Friday, February 18, 2022

MEN

              It will be thirty years this June since I first enrolled in the men’s training weekend that has shaped my life in so many ways since then. I signed up despite the deeply buried, barely acknowledged fears and the intellectual objections that normally would have prevented me from attending an event that advertised itself as a “New Warrior Training Adventure.” “Warriors!” “Adventure!” Please! This was not something that appealed to my British genes and formal education, nor to my rather stiff academic self. But I remain immensely grateful that some mysterious instinctive wisdom prevailed and prodded me, against all probability, into signing up.

           I don’t know what I was expecting when I arrived (some two hours late! Expecting to be welcomed with sympathy for the terrible traffic that had held me up, I was put out, to say the least, to be “called onto the carpet” and held accountable for my tardiness). I was expecting some nice conference room discussion, I suppose, a polite seminar devoted to the challenges of being a conventional white male in a changing world—and one that insufficiently acknowledged my superior intellect and my ability to fix any problem that cropped up in my life, whether for myself or those around me. Which is not what I got. What I got myself into was a situation in which I was challenged in body, mind and spirit, challenged to question all the assumptions I had made thus far about my masculinity, which I’d defined, for the most part, by the imperious needs of one particular part of my anatomy. I was asked to connect with a part of my being that I had studiously ignored until that time: my heart. 

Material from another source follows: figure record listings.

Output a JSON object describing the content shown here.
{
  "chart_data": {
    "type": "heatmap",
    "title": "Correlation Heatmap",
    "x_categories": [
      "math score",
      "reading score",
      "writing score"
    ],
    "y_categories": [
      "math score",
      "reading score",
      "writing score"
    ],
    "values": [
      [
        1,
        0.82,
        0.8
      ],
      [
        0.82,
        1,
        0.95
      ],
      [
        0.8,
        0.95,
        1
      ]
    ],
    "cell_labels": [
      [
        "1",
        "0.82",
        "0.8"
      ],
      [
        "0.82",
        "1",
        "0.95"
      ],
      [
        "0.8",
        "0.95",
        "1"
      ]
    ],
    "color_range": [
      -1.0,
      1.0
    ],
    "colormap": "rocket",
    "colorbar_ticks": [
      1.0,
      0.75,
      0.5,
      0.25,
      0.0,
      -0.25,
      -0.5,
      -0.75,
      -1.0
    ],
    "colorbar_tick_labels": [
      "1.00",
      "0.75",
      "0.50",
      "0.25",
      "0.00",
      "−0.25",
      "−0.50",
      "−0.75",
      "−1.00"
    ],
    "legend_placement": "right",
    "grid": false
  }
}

            Now, thirty years later, it is still my joy to join a monthly gathering of other men who, at some point in their lives, shared the experience of that weekend with me. We are all older now—not all as old as me, but men in their seventies and early eighties—for a Zoom session we call “conscious aging.” We are looking at the shared experience of growing old and learning how to do it with unabated though necessarily changing masculine energy. How to do it with gratitude and consciousness. These are all powerful men with whom I feel unquestioningly at ease, men whom I trust—indeed, have trusted—with my life. We have learned to listen to each other with full attention and compassion, and to speak with total authenticity. No topics are taboo, even the most intimate. In recent meetings we have been talking freely and in depth about ways in which our sexual lives must change with age, the ways in which we can find satisfaction for the familiar old urge when the equipment we are given to work with no longer functions in the same old pleasing way. There are ways and means of making love, we are each discovering in our own experience, that require skills other than those we used throughout our earlier lives. Touching, hugging, cuddling, tenderness, we are learning, can be “enough.”

            It’s a good feeling to know, quite simply, that I am not alone—in this or any of the other life changes we are experiencing in growing old.

            So these are the men who taught me—well, with whom I learned; there’s a difference—to make the kind of connection that engages my attention in this new project that I’m working on. Without them, I would not be writing, nor would I know how to write, the words I write today. Without them, I think, I might never have learned the deeper significance of what it means to love—to give as well as to receive it. 

            Such cause for gratitude, then. Such deep connection. Such love.